School of Control Science and Engineering, Shandong University, Jinan, Shandong, 250061, China.
The Affiliated Qingdao Central Hospital of Qingdao University, Qingdao, Shandong, 266042, China.
Photodiagnosis Photodyn Ther. 2023 Sep;43:103708. doi: 10.1016/j.pdpdt.2023.103708. Epub 2023 Jul 22.
Cutaneous melanoma, an exceedingly aggressive form of skin cancer, holds the top rank in both malignancy and mortality among skin cancers. In early stages, distinguishing malignant melanomas from benign pigmented nevi pathologically becomes a significant challenge due to their indistinguishable traits. Traditional skin histological examination techniques, largely reliant on light microscopic imagery, offer constrained information and yield low-contrast results, underscoring the necessity for swift and effective early diagnostic methodologies. As a non-contact, non-ionizing, and label-free imaging tool, hyperspectral imaging offers potential in assisting pathologists with identification procedures sans contrast agents.

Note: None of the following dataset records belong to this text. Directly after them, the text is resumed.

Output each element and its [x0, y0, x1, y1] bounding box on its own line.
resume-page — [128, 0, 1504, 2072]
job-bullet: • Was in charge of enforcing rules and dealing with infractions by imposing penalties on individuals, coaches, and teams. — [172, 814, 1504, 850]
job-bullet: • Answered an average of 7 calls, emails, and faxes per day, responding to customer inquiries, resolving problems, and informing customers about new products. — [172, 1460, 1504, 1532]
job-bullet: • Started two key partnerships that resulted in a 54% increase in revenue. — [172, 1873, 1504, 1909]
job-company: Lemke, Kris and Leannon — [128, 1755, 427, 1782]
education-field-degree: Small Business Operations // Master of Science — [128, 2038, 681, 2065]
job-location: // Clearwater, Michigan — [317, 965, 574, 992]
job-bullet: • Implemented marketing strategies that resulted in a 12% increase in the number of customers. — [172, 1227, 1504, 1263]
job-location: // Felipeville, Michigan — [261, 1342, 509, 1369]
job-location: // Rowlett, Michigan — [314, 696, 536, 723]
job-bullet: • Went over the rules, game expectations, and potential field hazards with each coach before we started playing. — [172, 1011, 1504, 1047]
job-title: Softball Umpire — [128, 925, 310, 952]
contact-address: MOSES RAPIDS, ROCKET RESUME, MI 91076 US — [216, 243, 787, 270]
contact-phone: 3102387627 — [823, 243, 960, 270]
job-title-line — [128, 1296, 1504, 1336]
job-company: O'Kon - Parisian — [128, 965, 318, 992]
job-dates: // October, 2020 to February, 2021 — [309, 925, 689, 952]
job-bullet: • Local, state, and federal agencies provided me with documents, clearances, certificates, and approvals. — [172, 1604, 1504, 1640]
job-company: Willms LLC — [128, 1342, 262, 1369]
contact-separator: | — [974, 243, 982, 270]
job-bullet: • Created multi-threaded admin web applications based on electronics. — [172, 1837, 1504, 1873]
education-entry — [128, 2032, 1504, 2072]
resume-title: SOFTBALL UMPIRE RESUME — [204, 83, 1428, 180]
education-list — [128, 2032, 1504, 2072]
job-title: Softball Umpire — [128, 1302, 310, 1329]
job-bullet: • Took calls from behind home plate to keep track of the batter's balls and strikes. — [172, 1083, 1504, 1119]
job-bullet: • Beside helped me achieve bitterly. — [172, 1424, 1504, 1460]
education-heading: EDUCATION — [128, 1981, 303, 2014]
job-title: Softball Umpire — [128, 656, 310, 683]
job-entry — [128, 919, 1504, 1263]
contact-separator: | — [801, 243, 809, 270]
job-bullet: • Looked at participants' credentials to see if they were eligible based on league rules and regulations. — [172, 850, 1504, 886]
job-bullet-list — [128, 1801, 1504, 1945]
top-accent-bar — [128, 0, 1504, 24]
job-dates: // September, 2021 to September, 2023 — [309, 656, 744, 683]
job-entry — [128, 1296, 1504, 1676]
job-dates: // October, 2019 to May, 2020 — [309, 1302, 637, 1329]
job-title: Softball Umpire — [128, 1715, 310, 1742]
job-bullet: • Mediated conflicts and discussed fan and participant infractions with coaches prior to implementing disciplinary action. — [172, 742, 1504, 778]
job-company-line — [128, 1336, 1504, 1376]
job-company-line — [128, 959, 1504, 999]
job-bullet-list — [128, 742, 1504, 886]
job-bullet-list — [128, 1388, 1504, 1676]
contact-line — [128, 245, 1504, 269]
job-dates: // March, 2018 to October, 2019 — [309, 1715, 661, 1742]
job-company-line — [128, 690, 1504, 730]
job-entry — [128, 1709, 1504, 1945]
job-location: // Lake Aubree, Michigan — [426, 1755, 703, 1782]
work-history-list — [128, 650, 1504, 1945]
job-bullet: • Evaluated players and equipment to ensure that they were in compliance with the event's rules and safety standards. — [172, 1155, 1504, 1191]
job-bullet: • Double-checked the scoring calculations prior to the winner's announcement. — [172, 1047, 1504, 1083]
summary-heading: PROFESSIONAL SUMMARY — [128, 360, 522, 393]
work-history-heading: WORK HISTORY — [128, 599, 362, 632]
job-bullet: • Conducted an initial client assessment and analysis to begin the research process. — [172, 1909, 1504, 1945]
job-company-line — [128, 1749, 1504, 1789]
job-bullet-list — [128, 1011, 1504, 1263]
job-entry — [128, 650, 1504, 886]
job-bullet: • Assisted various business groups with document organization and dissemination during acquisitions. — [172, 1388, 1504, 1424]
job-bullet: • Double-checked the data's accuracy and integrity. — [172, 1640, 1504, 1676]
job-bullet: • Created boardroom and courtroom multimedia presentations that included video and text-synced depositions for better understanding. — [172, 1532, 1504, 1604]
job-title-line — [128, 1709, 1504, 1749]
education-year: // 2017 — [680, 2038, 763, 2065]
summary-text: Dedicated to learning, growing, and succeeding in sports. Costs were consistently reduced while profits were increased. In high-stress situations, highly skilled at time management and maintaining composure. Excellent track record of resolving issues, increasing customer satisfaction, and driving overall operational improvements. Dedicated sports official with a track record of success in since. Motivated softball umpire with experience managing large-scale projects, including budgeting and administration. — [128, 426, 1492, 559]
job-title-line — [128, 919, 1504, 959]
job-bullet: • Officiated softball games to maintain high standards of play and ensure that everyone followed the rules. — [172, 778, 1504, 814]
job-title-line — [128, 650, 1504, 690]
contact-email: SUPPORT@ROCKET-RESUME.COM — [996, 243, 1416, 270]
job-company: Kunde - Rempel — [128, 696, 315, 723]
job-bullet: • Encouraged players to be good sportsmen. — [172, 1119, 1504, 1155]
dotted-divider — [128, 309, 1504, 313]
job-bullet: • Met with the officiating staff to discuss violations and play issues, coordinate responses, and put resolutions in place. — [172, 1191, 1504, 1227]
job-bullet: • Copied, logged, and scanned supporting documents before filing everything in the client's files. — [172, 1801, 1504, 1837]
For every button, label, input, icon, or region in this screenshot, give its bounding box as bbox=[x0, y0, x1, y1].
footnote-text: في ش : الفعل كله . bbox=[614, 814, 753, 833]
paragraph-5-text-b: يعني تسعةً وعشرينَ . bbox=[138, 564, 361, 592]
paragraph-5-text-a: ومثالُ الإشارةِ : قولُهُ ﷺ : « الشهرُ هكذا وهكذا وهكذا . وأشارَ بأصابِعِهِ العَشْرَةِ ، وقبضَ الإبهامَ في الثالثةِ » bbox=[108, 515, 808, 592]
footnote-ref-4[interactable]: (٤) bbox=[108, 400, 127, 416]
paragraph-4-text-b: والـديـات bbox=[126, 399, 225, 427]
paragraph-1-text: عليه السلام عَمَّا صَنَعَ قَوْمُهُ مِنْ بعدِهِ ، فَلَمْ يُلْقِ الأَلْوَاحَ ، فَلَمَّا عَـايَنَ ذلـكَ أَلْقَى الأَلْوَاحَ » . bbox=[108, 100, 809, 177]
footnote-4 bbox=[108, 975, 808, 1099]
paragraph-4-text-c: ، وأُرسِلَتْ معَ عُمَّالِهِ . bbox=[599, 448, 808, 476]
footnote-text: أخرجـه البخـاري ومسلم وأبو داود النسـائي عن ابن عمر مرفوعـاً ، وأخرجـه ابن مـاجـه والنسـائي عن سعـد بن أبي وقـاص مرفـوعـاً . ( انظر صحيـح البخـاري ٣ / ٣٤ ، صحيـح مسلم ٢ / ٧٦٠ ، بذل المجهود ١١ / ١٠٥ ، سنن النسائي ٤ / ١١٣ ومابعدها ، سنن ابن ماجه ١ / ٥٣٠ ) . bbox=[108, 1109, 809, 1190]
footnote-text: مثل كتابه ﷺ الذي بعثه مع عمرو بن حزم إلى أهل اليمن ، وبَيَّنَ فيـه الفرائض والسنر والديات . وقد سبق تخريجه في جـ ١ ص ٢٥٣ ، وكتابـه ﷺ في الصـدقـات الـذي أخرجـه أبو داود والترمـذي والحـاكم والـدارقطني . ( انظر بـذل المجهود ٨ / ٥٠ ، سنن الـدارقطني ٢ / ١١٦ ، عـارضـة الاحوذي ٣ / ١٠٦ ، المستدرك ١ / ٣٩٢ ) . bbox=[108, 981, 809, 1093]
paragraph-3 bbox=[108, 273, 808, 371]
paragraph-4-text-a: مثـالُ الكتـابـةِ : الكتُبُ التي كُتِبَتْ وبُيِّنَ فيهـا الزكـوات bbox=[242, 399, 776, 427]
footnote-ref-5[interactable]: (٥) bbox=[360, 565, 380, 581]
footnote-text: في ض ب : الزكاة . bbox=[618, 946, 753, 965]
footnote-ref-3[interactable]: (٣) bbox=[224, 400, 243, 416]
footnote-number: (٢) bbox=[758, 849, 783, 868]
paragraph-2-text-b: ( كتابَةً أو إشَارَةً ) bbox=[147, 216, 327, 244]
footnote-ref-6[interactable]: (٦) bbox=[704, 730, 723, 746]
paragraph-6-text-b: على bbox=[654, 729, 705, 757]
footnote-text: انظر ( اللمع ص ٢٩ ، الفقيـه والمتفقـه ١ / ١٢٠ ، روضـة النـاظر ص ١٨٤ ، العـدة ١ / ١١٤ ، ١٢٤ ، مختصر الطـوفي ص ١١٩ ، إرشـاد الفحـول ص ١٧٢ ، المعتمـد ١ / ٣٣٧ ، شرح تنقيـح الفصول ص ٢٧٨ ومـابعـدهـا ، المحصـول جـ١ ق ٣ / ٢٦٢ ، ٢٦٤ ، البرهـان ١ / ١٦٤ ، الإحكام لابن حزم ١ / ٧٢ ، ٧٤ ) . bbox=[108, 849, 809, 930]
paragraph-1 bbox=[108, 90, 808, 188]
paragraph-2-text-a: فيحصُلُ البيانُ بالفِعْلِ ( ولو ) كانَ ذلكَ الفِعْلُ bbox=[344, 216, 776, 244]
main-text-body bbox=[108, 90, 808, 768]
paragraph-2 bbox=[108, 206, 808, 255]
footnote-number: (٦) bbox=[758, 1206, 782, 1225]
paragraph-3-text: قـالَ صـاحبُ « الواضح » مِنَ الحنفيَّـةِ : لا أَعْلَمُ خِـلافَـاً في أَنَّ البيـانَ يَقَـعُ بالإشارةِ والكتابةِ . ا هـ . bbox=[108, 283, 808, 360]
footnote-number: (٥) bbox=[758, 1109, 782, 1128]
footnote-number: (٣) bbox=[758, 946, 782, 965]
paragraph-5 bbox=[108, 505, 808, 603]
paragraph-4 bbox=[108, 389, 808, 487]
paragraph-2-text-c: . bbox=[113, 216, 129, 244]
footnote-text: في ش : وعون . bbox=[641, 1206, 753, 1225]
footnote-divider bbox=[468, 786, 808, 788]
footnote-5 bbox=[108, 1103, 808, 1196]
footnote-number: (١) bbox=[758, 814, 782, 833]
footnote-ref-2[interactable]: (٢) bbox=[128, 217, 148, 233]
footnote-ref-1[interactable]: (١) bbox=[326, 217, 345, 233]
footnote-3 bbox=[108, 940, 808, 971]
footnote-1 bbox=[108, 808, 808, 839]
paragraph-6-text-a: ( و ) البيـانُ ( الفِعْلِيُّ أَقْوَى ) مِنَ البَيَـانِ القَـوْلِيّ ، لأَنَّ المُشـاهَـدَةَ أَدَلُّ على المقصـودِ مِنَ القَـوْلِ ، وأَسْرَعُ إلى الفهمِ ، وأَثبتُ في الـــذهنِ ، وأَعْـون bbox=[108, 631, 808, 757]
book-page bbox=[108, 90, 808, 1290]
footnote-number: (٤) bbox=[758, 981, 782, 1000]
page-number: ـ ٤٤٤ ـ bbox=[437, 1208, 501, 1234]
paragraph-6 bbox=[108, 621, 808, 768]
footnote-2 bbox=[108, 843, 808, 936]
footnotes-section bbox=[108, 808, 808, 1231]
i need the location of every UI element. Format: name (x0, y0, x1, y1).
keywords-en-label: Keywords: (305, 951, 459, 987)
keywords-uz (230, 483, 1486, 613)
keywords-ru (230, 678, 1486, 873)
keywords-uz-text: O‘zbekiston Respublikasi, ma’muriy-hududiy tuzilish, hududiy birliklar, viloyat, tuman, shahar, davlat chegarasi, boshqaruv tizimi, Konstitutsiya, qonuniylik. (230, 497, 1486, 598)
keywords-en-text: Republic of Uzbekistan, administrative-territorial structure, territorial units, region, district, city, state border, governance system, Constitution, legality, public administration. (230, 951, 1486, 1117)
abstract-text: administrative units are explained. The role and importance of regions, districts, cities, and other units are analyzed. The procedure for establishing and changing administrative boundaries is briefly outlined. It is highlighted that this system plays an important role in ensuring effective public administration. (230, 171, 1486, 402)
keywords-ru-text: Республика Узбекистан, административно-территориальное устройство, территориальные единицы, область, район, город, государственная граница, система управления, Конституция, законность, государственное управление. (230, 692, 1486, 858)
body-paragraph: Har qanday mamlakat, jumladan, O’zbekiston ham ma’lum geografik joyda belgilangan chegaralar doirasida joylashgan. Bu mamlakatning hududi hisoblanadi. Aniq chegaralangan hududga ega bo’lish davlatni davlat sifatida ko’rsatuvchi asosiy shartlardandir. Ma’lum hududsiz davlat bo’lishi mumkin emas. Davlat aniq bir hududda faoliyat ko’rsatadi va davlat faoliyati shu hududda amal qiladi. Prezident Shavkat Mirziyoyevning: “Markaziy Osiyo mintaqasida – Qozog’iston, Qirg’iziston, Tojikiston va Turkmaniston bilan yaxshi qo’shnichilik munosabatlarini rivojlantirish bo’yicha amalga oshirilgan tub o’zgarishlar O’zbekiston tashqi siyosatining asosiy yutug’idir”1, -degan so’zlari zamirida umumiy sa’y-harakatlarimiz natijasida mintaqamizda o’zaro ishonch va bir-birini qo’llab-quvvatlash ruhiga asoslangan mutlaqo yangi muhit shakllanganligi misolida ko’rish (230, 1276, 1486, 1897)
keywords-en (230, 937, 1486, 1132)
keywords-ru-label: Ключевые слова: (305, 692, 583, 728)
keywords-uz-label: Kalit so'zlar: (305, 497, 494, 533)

This investigation leverages hyperspectral cameras to ascertain the optical properties and to capture the spectral features of malignant melanoma and pigmented nevus tissues, intending to facilitate early pathological diagnostic applications. We further enhance the diagnostic process by integrating transfer learning with deep convolutional networks to classify melanomas and pigmented nevi in hyperspectral pathology images. The study encompasses pathological sections from 50 melanoma and 50 pigmented nevus patients. To accurately represent the spectral variances between different tissues, we employed reflectance calibration, highlighting that the most distinctive spectral differences emerged within the 500-675 nm band range.
The classification accuracy of pigmented tumors and pigmented nevi was 89% for one-dimensional sample data and 98% for two-dimensional sample data.
Our findings have the potential to expedite pathological diagnoses, enhance diagnostic precision, and offer novel research perspectives in differentiating melanoma and nevus.
皮肤黑色素瘤是一种极其侵袭性的皮肤癌,在皮肤癌的恶性程度和死亡率方面均位居首位。在早期,由于恶性黑色素瘤和良性色素痣在病理上具有相似的特征,因此很难将其区分开来。传统的皮肤组织学检查技术主要依赖于光学显微镜成像,提供的信息量有限,对比度低,因此需要快速有效的早期诊断方法。作为一种非接触、非电离、无标记的成像工具,高光谱成像在辅助病理学家进行无造影剂识别程序方面具有潜力。
本研究利用高光谱相机来确定恶性黑色素瘤和色素痣组织的光学特性并捕获其光谱特征,旨在促进早期病理诊断应用。我们进一步通过将迁移学习与深度卷积网络相结合,来对高光谱病理图像中的黑色素瘤和色素痣进行分类,从而增强诊断过程。该研究包括了 50 例黑色素瘤和 50 例色素痣患者的病理切片。为了准确表示不同组织之间的光谱差异,我们采用了反射率校准,结果表明最显著的光谱差异出现在 500-675nm 波段范围内。
一维样本数据的色素性肿瘤和色素痣分类准确率为 89%,二维样本数据的分类准确率为 98%。
我们的研究结果有可能加快病理诊断,提高诊断精度,并为黑色素瘤和痣的鉴别提供新的研究视角。